Alignment with National and Act policy

The implications of the announcement will undoubtedly create a sense of discomfort and disappointment for some. It’s a bit further away from the more holistic, “transform the justice system” rhetoric of the government’s earlier days and might be considered to be closer to some of the law and order policies put up by National and Act. Being able to escalate offending to the Youth Court means young repeat offenders could be given ankle bracelets, put into youth justice facilities, or given restrictive bail conditions, such as curfews, said Allan. Act leader David Seymour noted that his party had said that you should be eligible to have an ankle bracelet from age 11 if you commit a ram raid and that “people said that was harsh at the time.” National introduced a policy in November last year to create a new Young Serious Offender (YSO) category for those aged 10 to 17 who had committed at least two serious offences including ram raids, armed burglary or serious assault.

‘It becomes hard to see past simply wanting this problem to end’

An editorial from the Herald (paywalled) this week about the dominance of ram raids within the current national discourse perhaps sums up the electoral necessity of moving away from talking about more nuanced solutions like addressing the causes of crime:

“This may just be a difficult and costly period the country can emerge from to a better state next year. But people get to a point where patience is limited for nuanced solutions, and those that are easy to grasp can appeal more. It becomes hard to see past simply wanting this problem to end.”

This week, new research from Dr Julia Ioane at Massey University revealed the key driver for youth offending among the subjects she interviewed was to get money for food.

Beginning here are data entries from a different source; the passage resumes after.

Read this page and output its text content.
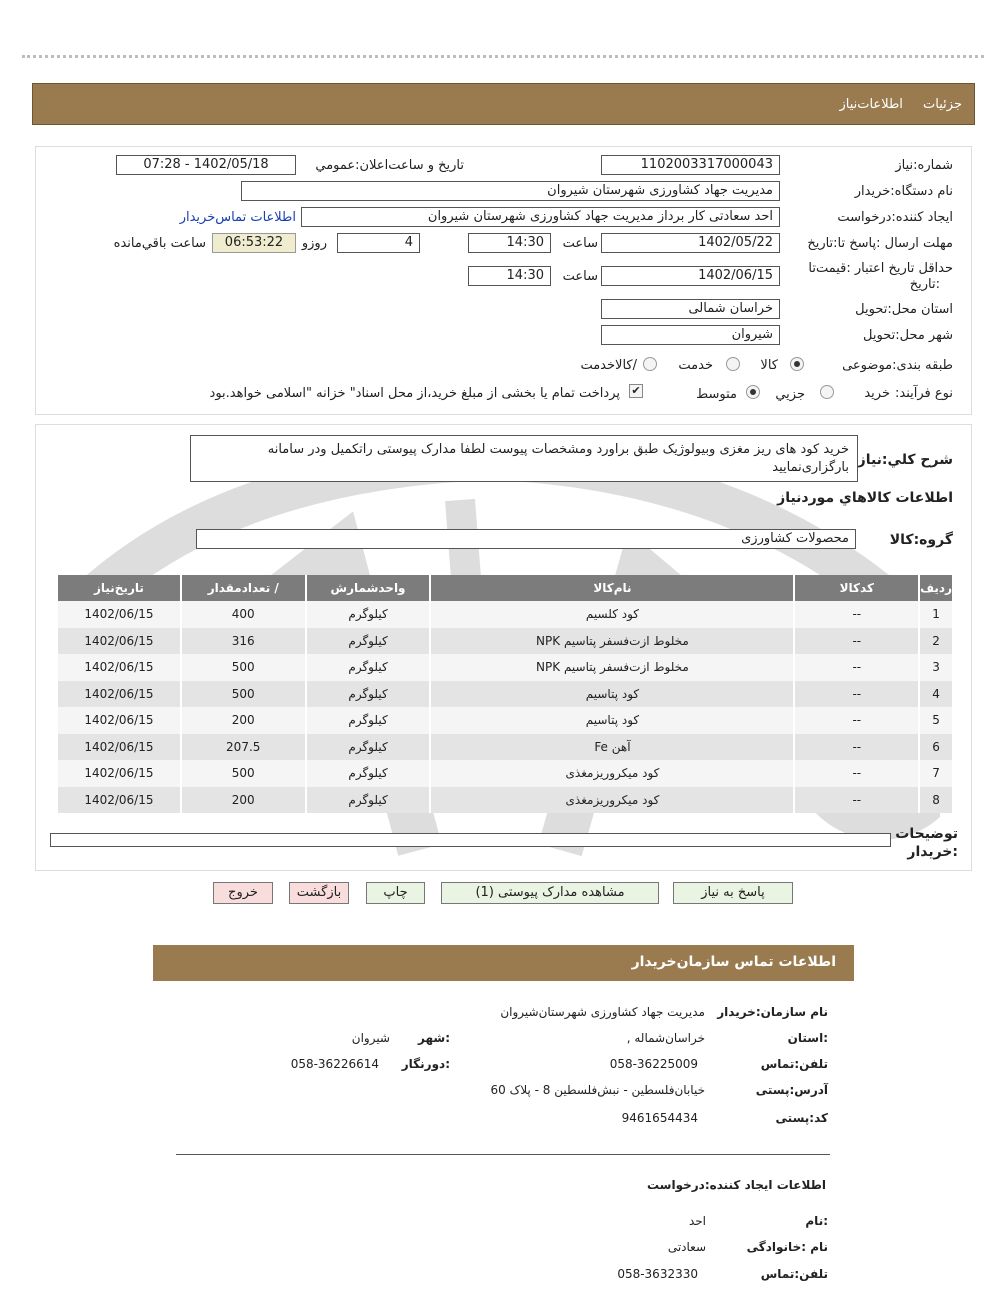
جزئیات اطلاعات‌نیاز
شماره:نیاز
1102003317000043
تاریخ و ساعت‌اعلان:عمومي
1402/05/18 - 07:28
نام دستگاه:خریدار
مدیریت جهاد کشاورزی شهرستان شیروان
ایجاد کننده:درخواست
احد سعادتی کار برداز مدیریت جهاد کشاورزی شهرستان شیروان
اطلاعات تماس‌خریدار
مهلت ارسال :پاسخ تا:تاریخ
1402/05/22
ساعت
14:30
4
روزو
06:53:22
ساعت باقي‌مانده
حداقل تاریخ اعتبار :قیمت‌تا
:تاریخ
1402/06/15
ساعت
14:30
استان محل:تحویل
خراسان شمالی
شهر محل:تحویل
شیروان
طبقه بندی:موضوعی
کالا
خدمت
/کالاخدمت
نوع فرآیند:
خرید
جزيي
متوسط
✔
پرداخت تمام یا بخشی از مبلغ خرید،از محل اسناد" خزانه "اسلامی خواهد.بود
شرح کلي:نیاز
خرید کود های ریز مغزی وبیولوژیک طبق براورد ومشخصات پیوست لطفا مدارک پیوستی راتکمیل ودر سامانه بارگزاری‌نمایید
اطلاعات کالاهاي مورد‌نیاز
گروه:کالا
محصولات کشاورزی
ردیف	کدکالا	نام‌کالا	واحدشمارش	/ تعداد‌مقدار	تاریخ‌نیاز
1	--	کود کلسیم	کیلوگرم	400	1402/06/15
2	--	مخلوط ازت‌فسفر پتاسیم NPK	کیلوگرم	316	1402/06/15
3	--	مخلوط ازت‌فسفر پتاسیم NPK	کیلوگرم	500	1402/06/15
4	--	کود پتاسیم	کیلوگرم	500	1402/06/15
5	--	کود پتاسیم	کیلوگرم	200	1402/06/15
6	--	آهن Fe	کیلوگرم	207.5	1402/06/15
7	--	کود میکروریزمغذی	کیلوگرم	500	1402/06/15
8	--	کود میکروریزمغذی	کیلوگرم	200	1402/06/15
توضیحات
:خریدار
پاسخ به نیاز
مشاهده مدارک پیوستی (1)
چاپ
بازگشت
خروج
اطلاعات تماس سازمان‌خریدار
نام سازمان:خریدار
مدیریت جهاد کشاورزی شهرستان‌شیروان
:استان
خراسان‌شماله ,
:شهر
شیروان
تلفن:تماس
058-36225009
:دورنگار
058-36226614
آدرس:پستی
خیابان‌فلسطین - نبش‌فلسطین 8 - پلاک 60
کد:پستی
9461654434
اطلاعات ایجاد کننده:درخواست
:نام
احد
نام :خانوادگی
سعادتی
تلفن:تماس
058-3632330
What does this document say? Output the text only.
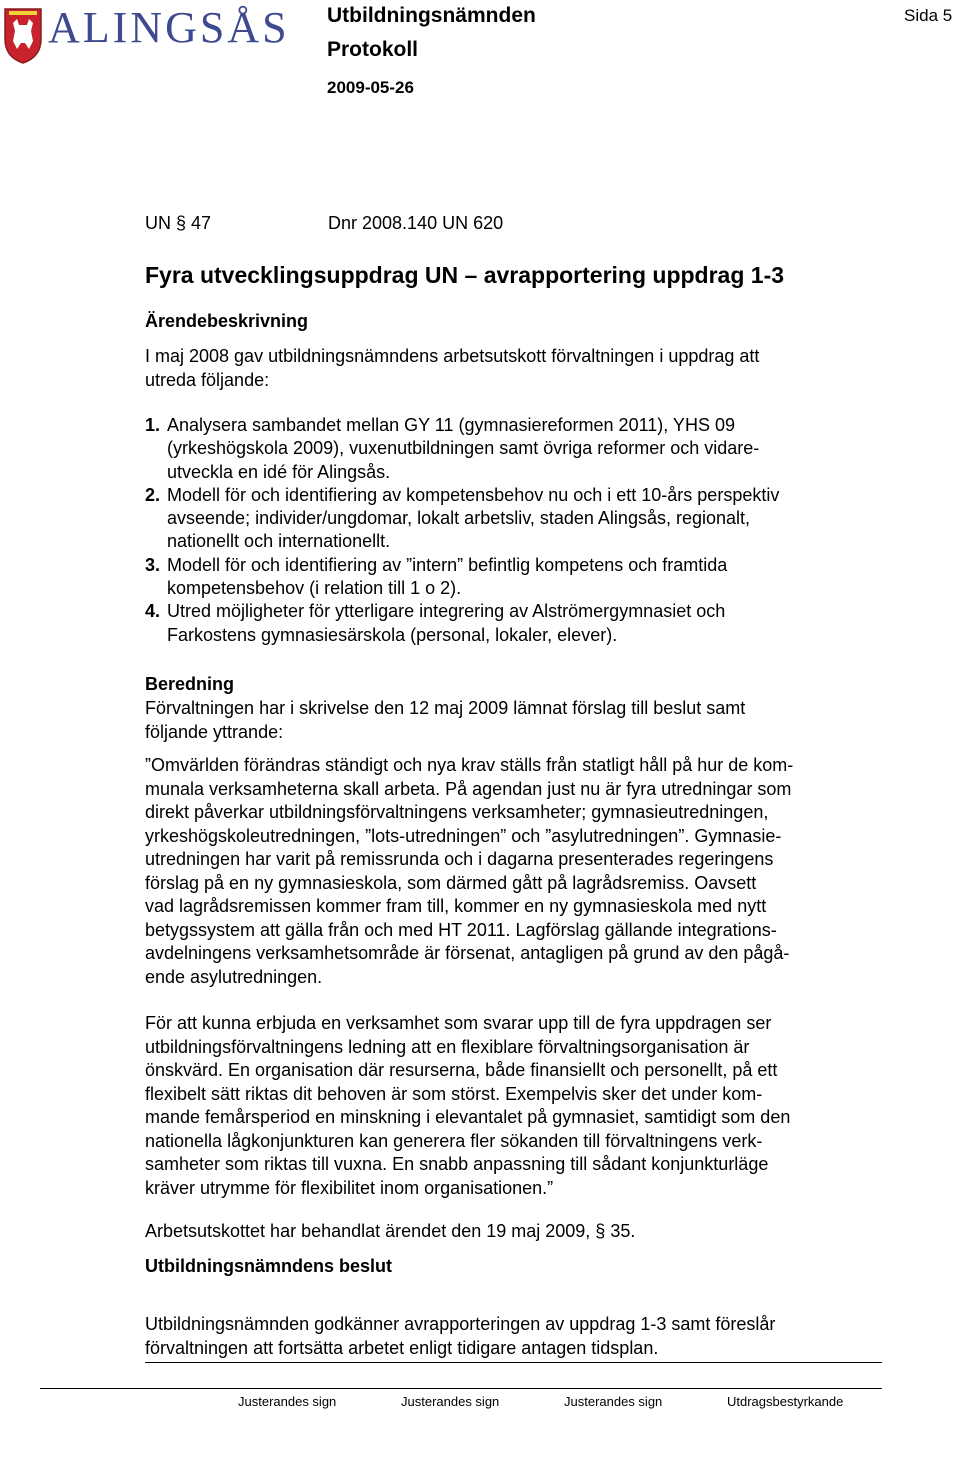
ALINGSÅS Utbildningsnämnden
Protokoll
2009-05-26
Sida 5
UN § 47	Dnr 2008.140 UN 620
Fyra utvecklingsuppdrag UN – avrapportering uppdrag 1-3
Ärendebeskrivning
I maj 2008 gav utbildningsnämndens arbetsutskott förvaltningen i uppdrag att
utreda följande:
1. Analysera sambandet mellan GY 11 (gymnasiereformen 2011), YHS 09
(yrkeshögskola 2009), vuxenutbildningen samt övriga reformer och vidare-
utveckla en idé för Alingsås.
2. Modell för och identifiering av kompetensbehov nu och i ett 10-års perspektiv
avseende; individer/ungdomar, lokalt arbetsliv, staden Alingsås, regionalt,
nationellt och internationellt.
3. Modell för och identifiering av ”intern” befintlig kompetens och framtida
kompetensbehov (i relation till 1 o 2).
4. Utred möjligheter för ytterligare integrering av Alströmergymnasiet och
Farkostens gymnasiesärskola (personal, lokaler, elever).
Beredning
Förvaltningen har i skrivelse den 12 maj 2009 lämnat förslag till beslut samt
följande yttrande:
”Omvärlden förändras ständigt och nya krav ställs från statligt håll på hur de kom-
munala verksamheterna skall arbeta. På agendan just nu är fyra utredningar som
direkt påverkar utbildningsförvaltningens verksamheter; gymnasieutredningen,
yrkeshögskoleutredningen, ”lots-utredningen” och ”asylutredningen”. Gymnasie-
utredningen har varit på remissrunda och i dagarna presenterades regeringens
förslag på en ny gymnasieskola, som därmed gått på lagrådsremiss. Oavsett
vad lagrådsremissen kommer fram till, kommer en ny gymnasieskola med nytt
betygssystem att gälla från och med HT 2011. Lagförslag gällande integrations-
avdelningens verksamhetsområde är försenat, antagligen på grund av den pågå-
ende asylutredningen.
För att kunna erbjuda en verksamhet som svarar upp till de fyra uppdragen ser
utbildningsförvaltningens ledning att en flexiblare förvaltningsorganisation är
önskvärd. En organisation där resurserna, både finansiellt och personellt, på ett
flexibelt sätt riktas dit behoven är som störst. Exempelvis sker det under kom-
mande femårsperiod en minskning i elevantalet på gymnasiet, samtidigt som den
nationella lågkonjunkturen kan generera fler sökanden till förvaltningens verk-
samheter som riktas till vuxna. En snabb anpassning till sådant konjunkturläge
kräver utrymme för flexibilitet inom organisationen.”
Arbetsutskottet har behandlat ärendet den 19 maj 2009, § 35.
Utbildningsnämndens beslut
Utbildningsnämnden godkänner avrapporteringen av uppdrag 1-3 samt föreslår
förvaltningen att fortsätta arbetet enligt tidigare antagen tidsplan.
Justerandes sign	Justerandes sign	Justerandes sign	Utdragsbestyrkande
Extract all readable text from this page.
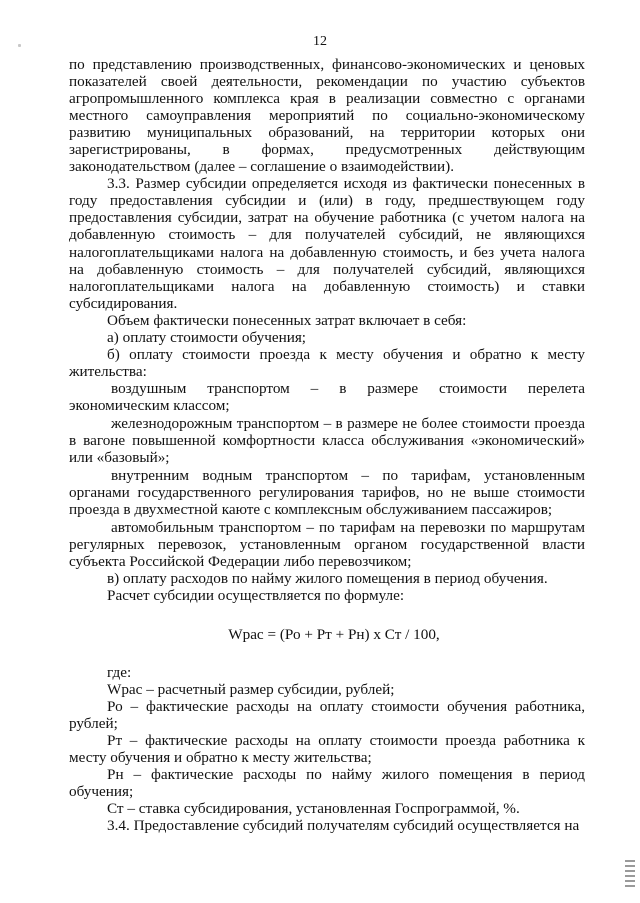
12

по представлению производственных, финансово-экономических и ценовых показателей своей деятельности, рекомендации по участию субъектов агропромышленного комплекса края в реализации совместно с органами местного самоуправления мероприятий по социально-экономическому развитию муниципальных образований, на территории которых они зарегистрированы, в формах, предусмотренных действующим законодательством (далее – соглашение о взаимодействии).

3.3. Размер субсидии определяется исходя из фактически понесенных в году предоставления субсидии и (или) в году, предшествующем году предоставления субсидии, затрат на обучение работника (с учетом налога на добавленную стоимость – для получателей субсидий, не являющихся налогоплательщиками налога на добавленную стоимость, и без учета налога на добавленную стоимость – для получателей субсидий, являющихся налогоплательщиками налога на добавленную стоимость) и ставки субсидирования.

Объем фактически понесенных затрат включает в себя:

а) оплату стоимости обучения;

б) оплату стоимости проезда к месту обучения и обратно к месту жительства:

воздушным транспортом – в размере стоимости перелета экономическим классом;

железнодорожным транспортом – в размере не более стоимости проезда в вагоне повышенной комфортности класса обслуживания «экономический» или «базовый»;

внутренним водным транспортом – по тарифам, установленным органами государственного регулирования тарифов, но не выше стоимости проезда в двухместной каюте с комплексным обслуживанием пассажиров;

автомобильным транспортом – по тарифам на перевозки по маршрутам регулярных перевозок, установленным органом государственной власти субъекта Российской Федерации либо перевозчиком;

в) оплату расходов по найму жилого помещения в период обучения.

Расчет субсидии осуществляется по формуле:

Wрас = (Ро + Рт + Рн) х Ст / 100,

где:

Wрас – расчетный размер субсидии, рублей;

Ро – фактические расходы на оплату стоимости обучения работника, рублей;

Рт – фактические расходы на оплату стоимости проезда работника к месту обучения и обратно к месту жительства;

Рн – фактические расходы по найму жилого помещения в период обучения;

Ст – ставка субсидирования, установленная Госпрограммой, %.

3.4. Предоставление субсидий получателям субсидий осуществляется на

The resigned tonality of that Herald editorial won’t be particularly comforting for the many, like Ioane, who have worked tirelessly on more ‘whole of society’ approaches to addressing crime but I do wonder if that editorial speaks to something of a weariness and a national mood in this post-pandemic, cost-of-living crisis era.

‘A crackdown with a mild snap rather than a bang’

It’s fair to judge yesterday’s announcement and the timing of all law and order announcements from the government this week within the context of Labour wanting to win an election. Elements, however, were still characteristically Labour. The measures announced yesterday also included an intensive programme to break the cycle for up to 60 recidivist young offenders and an expansion of the successful “Circuit Breaker” fast-track intervention programme. As the Herald’s Claire Trevett writes (paywalled), yesterday’s announcement:

“Sets up a nuanced and staged approach to dealing with youth offenders, rather than putting all through the same processes – from those for whom a telling-off from the parents will set them right, to those who need to confront more consequences. It was delivered in a way in which Hipkins emphasised the first port of call would always be to try to get young people “back on the straight and narrow” rather than biffing them into custody.”

The hope for Hipkins she writes, is that it will be viewed as reasonable and effective, “a crackdown with a mild snap rather than a bang.”